Même si le Ministre Bruno Le Maire se dit attentif aux négociations actuelles entre transformateurs et distributeurs, ceux-ci tentent désormais de négocier les prix au niveau Européen, avec des alliances comme EURECA (Espagne – Carrefour), EVEREST (Pays-Bas, Système U) ou EURELEC (Belgique, Leclerc) afin de s’exonérer des contraintes françaises. Par ailleurs, les produits exportés ne sont précisément pas concernés par cette loi française.
La Loi Egalim avait aussi d’autres objectifs environnementaux (interdiction des néonicotinoïdes pour protéger les abeilles ; interdiction des épandages de phytos trop près des maisons…), de réduction drastique des plastiques (interdiction, dans la restauration collective, des pailles, des touillettes…), d’amélioration du bien-être animal, et d’approvisionnement de la restauration collective.
Dans cette dernière, les pouvoirs publics (l’État ou les collectivités locales) ont largement la main, qu’il s’agisse de l’enseignement, la santé, l’armée… Pourtant, avec des budgets qui n’augmentent pas, l’objectif de 50% de produits durables au 1ᵉʳ janvier 2022 (locaux, sous signes officiels de qualité et dont 20% de bio) n’a pas été atteint lors d’une enquête du Ministère.

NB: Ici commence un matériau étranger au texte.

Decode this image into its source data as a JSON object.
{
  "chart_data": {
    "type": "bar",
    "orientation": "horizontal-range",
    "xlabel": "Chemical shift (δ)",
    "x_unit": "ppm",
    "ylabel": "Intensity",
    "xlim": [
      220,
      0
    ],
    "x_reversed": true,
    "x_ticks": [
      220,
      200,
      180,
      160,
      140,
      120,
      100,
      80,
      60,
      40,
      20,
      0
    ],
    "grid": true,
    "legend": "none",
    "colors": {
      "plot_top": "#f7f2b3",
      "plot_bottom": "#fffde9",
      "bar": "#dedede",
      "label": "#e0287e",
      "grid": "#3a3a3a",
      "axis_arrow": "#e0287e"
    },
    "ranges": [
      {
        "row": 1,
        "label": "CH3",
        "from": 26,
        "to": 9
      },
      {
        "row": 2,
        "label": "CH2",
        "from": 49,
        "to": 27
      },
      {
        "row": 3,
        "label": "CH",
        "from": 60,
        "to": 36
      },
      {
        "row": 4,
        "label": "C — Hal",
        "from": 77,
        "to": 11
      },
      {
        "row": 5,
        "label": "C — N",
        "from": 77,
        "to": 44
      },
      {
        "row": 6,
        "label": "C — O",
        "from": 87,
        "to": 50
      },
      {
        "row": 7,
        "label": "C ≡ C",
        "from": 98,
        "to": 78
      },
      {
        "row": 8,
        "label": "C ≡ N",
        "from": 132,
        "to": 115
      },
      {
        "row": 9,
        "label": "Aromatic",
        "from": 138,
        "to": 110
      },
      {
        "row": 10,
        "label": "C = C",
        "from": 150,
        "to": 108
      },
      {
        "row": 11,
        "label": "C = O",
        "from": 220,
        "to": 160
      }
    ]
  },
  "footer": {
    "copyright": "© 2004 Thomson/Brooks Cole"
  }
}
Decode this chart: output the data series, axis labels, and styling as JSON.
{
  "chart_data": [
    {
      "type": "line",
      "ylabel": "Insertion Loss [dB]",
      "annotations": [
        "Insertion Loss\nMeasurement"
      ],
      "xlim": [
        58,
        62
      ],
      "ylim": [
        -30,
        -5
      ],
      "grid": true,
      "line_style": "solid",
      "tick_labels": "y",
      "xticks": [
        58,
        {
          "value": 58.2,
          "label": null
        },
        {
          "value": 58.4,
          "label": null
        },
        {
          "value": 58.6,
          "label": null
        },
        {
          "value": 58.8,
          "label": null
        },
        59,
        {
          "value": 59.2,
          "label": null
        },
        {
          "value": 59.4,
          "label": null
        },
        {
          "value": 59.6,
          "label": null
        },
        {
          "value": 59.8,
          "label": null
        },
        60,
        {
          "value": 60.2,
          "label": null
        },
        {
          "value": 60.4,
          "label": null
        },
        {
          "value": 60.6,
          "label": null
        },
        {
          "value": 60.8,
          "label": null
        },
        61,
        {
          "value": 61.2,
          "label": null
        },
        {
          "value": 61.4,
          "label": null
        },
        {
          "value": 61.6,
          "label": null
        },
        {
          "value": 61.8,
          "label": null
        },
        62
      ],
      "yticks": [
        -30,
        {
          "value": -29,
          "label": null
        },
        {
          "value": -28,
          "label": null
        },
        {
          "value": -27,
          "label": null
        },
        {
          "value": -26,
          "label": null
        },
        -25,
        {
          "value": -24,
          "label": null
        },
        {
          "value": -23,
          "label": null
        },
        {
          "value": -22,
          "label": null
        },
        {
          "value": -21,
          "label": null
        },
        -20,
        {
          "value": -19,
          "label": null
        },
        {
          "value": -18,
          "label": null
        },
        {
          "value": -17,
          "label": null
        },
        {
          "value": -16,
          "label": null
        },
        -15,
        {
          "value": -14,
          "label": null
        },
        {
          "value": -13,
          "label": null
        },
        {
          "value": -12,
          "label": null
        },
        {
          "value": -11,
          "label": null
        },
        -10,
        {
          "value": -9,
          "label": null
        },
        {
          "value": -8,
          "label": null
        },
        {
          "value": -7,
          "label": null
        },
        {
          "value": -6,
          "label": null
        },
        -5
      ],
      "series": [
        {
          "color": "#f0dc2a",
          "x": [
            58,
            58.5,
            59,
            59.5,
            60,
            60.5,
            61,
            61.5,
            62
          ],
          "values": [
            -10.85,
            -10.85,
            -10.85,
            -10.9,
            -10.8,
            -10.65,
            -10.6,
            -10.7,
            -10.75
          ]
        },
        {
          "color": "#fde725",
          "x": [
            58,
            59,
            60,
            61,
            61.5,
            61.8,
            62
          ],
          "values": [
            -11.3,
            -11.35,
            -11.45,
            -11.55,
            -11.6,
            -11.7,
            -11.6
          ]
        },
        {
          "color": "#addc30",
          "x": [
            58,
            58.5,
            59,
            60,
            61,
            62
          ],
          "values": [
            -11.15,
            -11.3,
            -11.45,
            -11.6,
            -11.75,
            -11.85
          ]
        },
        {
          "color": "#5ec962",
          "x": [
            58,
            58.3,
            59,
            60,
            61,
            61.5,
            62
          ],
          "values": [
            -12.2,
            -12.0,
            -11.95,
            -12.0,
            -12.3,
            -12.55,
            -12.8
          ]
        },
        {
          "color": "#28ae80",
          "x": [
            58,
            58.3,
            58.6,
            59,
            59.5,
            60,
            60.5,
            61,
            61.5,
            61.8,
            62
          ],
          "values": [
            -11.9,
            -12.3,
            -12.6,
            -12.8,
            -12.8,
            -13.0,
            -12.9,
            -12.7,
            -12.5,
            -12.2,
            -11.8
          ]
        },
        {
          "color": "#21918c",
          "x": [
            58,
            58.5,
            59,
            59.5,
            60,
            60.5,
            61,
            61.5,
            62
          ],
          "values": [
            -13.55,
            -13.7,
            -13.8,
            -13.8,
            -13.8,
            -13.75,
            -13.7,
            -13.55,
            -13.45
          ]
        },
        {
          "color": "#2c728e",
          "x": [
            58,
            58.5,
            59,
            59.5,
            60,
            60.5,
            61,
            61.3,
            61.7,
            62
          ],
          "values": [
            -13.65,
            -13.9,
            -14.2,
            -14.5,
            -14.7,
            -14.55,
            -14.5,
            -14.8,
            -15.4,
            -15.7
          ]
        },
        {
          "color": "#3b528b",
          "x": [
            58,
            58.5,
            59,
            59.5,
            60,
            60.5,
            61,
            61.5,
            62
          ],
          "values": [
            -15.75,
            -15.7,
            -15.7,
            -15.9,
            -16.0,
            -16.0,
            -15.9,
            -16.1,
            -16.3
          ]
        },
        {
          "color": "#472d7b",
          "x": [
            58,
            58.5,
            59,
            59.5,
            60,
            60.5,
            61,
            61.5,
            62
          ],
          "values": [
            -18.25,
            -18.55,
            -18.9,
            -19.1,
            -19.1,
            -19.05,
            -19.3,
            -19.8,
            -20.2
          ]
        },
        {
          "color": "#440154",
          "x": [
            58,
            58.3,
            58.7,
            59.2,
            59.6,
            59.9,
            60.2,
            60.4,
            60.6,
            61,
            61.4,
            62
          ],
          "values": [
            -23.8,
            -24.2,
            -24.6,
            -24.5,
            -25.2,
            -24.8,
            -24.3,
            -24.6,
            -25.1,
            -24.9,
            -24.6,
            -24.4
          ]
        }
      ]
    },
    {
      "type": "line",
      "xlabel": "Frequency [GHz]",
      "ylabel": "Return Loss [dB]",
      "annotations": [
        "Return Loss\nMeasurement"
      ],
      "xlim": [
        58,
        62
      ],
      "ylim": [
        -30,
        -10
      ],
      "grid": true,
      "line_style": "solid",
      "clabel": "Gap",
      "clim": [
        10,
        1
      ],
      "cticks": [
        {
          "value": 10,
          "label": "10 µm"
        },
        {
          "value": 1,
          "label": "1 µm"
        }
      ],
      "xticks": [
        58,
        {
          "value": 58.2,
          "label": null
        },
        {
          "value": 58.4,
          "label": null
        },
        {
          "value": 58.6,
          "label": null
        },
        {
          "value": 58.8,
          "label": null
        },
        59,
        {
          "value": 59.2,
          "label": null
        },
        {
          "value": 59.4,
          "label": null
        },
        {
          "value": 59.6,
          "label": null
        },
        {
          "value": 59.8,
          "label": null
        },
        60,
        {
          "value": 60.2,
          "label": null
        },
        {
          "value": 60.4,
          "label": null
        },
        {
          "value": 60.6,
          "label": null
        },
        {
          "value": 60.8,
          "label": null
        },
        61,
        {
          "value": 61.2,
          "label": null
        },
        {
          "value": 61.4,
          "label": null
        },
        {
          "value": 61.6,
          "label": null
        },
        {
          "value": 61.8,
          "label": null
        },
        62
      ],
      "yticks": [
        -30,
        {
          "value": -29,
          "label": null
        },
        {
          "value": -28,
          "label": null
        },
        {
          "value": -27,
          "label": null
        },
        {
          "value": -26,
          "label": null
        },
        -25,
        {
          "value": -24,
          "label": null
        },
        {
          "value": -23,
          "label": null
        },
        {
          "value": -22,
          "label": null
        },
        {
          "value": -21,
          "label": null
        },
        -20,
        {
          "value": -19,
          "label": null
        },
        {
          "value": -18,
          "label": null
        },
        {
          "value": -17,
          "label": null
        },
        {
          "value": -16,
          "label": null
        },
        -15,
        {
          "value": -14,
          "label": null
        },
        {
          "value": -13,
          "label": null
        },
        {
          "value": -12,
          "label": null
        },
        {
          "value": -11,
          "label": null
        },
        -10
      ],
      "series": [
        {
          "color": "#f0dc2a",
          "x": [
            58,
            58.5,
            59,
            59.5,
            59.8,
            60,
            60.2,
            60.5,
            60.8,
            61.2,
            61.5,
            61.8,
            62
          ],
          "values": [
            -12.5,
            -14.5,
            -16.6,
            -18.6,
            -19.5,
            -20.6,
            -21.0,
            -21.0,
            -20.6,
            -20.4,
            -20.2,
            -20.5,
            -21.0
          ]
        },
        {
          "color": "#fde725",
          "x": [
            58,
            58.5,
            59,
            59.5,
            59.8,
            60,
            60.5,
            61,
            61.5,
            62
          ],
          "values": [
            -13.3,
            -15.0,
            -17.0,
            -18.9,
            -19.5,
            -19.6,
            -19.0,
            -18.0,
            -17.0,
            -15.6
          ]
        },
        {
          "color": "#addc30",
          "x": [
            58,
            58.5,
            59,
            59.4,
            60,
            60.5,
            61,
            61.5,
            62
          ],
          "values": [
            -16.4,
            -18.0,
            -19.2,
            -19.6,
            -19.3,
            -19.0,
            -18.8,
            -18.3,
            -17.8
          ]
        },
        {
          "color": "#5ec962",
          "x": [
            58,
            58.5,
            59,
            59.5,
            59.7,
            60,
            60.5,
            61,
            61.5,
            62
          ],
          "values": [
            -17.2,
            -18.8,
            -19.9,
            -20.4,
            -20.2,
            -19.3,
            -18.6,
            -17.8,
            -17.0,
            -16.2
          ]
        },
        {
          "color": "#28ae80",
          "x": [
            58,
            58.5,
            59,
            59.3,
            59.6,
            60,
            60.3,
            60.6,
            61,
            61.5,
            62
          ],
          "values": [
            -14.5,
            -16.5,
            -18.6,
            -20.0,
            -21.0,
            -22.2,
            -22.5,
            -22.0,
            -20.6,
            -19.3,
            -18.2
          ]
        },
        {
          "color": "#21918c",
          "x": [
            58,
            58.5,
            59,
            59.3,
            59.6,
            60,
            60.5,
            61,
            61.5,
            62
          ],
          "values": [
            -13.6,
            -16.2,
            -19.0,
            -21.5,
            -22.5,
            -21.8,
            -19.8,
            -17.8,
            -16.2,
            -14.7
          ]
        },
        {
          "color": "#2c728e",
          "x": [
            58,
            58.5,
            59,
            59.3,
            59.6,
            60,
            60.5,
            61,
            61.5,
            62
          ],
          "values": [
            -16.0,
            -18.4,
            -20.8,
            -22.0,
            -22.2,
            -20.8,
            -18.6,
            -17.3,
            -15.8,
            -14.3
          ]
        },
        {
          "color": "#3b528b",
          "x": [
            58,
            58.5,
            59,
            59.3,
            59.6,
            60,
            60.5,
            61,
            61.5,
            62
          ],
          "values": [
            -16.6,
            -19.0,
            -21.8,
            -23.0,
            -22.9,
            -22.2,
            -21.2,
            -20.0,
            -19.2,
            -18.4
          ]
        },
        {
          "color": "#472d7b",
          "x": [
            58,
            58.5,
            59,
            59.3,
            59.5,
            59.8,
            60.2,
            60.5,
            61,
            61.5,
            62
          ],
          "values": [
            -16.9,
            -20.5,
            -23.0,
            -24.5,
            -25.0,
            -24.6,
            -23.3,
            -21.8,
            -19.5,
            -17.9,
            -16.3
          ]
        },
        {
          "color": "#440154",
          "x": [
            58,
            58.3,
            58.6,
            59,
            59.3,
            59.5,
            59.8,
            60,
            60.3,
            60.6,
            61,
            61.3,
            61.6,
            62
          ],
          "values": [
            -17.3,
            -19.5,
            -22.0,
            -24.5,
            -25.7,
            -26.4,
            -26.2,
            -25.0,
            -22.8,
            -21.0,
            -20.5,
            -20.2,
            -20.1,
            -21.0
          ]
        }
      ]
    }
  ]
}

Sur cet échantillon (représentant 13% du chiffre d’affaires de la restauration collective en France), l’approvisionnement en produits durable au sens Egalim en 2022 était de 23% et celui en produits Bio de 10,6%.
Ainsi, l’application concrète des Lois Egalim réclamée par les syndicats agricoles, mais toujours mis en avant par la Confédération Paysanne, n’a pas fait partie des engagements agricoles du Gouvernement !
Recul environnemental, négligence vis-à-vis des objectifs Egalim, acceptation d’accords de libre échange à Bruxelles hier (Mexique, Nouvelle-Zélande, Chili) et peut-être demain (Mercosur, Australie…), tout cela n’augure vraiment de rien de bon pour l’agriculture paysanne, qui a bien des raisons de rester mobilisée ! Les mobilisations agricoles, un temps suspendues, pourraient rapidement reprendre, par exemple fin février à l’occasion du Salon de l’agriculture à Paris.
La politique agricole nous concerne toutes et tous, et il faudra bien aborder ces débats lors de la campagne pour les élections européennes de juin 2024, et comprendre les divergences de positions au sein de la gauche et de l’écologie en France.
Pour lire le début de l’article Révoltes paysannes : bilan à chaud 1/2
Notes
- 1Documentaire sur 50 ans de vie d’une ferme laitière dans les Hautes-Alpes, fabricant du Reblochon AOC, réalisé par Gilles Perret et qui vient de sortir en salles début février 2024.